Because drake knows the inner relationships between targets in your plan, it also knows which targets are independent of each other, and thus, can be run concurrently. This is called implicit parallelism, and to fully utilize this important feature, you just need to modify config/pipeline.yaml by setting DRAKE_PARALLELISM to either:

  • "future": uses the future as the backend. This backend should work by simply installing the future package.
    • Install by BiocManager::install(c("future", "future.callr"))
  • "clustermq": uses the clustermq as the backend. This is faster than "future", but besides the clustermq package it also requires the ZeroMQ library to be installed on your system.
    • A specific version of the clustermq package is needed and can be installed with remotes::install_version("clustermq", version = "0.8.8") (you might need BiocManager::install("remotes")).
    • clustermq also supports HPC cluster schedulers, see here for more details.

If you have installed scdrake from the renv.lock file or you are using the Docker image, then these two packages above are always installed.

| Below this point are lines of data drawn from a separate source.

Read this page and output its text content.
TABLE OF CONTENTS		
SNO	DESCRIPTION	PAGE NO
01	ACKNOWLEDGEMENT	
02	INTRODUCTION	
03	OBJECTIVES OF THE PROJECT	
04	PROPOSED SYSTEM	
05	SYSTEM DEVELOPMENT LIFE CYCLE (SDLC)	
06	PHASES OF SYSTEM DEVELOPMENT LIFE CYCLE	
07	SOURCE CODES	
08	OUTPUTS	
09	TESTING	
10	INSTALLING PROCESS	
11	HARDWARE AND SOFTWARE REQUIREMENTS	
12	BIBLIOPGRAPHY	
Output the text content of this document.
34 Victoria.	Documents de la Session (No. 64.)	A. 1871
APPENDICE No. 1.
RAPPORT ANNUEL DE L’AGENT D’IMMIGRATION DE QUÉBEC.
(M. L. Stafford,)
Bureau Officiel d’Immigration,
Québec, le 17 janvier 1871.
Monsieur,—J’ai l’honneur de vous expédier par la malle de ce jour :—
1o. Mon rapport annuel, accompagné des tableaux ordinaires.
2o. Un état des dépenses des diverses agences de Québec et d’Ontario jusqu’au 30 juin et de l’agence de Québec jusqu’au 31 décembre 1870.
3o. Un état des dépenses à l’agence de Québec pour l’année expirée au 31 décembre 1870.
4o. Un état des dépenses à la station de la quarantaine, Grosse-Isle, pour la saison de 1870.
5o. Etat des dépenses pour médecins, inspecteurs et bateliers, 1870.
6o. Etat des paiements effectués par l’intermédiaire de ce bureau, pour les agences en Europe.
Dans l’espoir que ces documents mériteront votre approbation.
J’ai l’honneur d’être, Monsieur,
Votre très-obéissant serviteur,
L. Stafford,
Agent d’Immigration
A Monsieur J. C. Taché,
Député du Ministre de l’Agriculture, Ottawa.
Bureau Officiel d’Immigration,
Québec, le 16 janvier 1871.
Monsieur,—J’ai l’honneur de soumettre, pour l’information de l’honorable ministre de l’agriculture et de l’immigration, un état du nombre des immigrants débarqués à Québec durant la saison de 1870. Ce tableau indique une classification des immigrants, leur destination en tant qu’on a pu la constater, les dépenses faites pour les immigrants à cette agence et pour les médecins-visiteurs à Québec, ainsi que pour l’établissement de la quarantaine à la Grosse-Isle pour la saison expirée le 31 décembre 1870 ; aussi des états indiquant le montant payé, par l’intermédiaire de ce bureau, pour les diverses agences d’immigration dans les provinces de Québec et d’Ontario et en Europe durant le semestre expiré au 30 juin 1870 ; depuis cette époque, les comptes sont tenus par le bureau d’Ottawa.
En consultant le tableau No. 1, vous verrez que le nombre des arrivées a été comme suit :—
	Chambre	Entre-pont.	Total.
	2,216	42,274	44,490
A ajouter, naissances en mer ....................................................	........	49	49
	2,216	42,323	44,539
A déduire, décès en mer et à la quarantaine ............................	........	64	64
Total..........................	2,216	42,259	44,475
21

For a general overview of drake parallelism see https://books.ropensci.org/drake/hpc.html


Using an alternative storage format (qs)

By default, R’s Rds format is used (see ?saveRds) to save intermediate results to drakes cache, but instead, we recommend to use DRAKE_FORMAT: "qs" (see https://github.com/traversc/qs) in config/pipeline.yaml that offers better performance, but sometimes doesn’t work correctly (drake throws untraceable errors).

See https://books.ropensci.org/drake/plans.html#special-data-formats-for-targets for more details.


Extending the pipeline

See vignette("scdrake_extend"), please.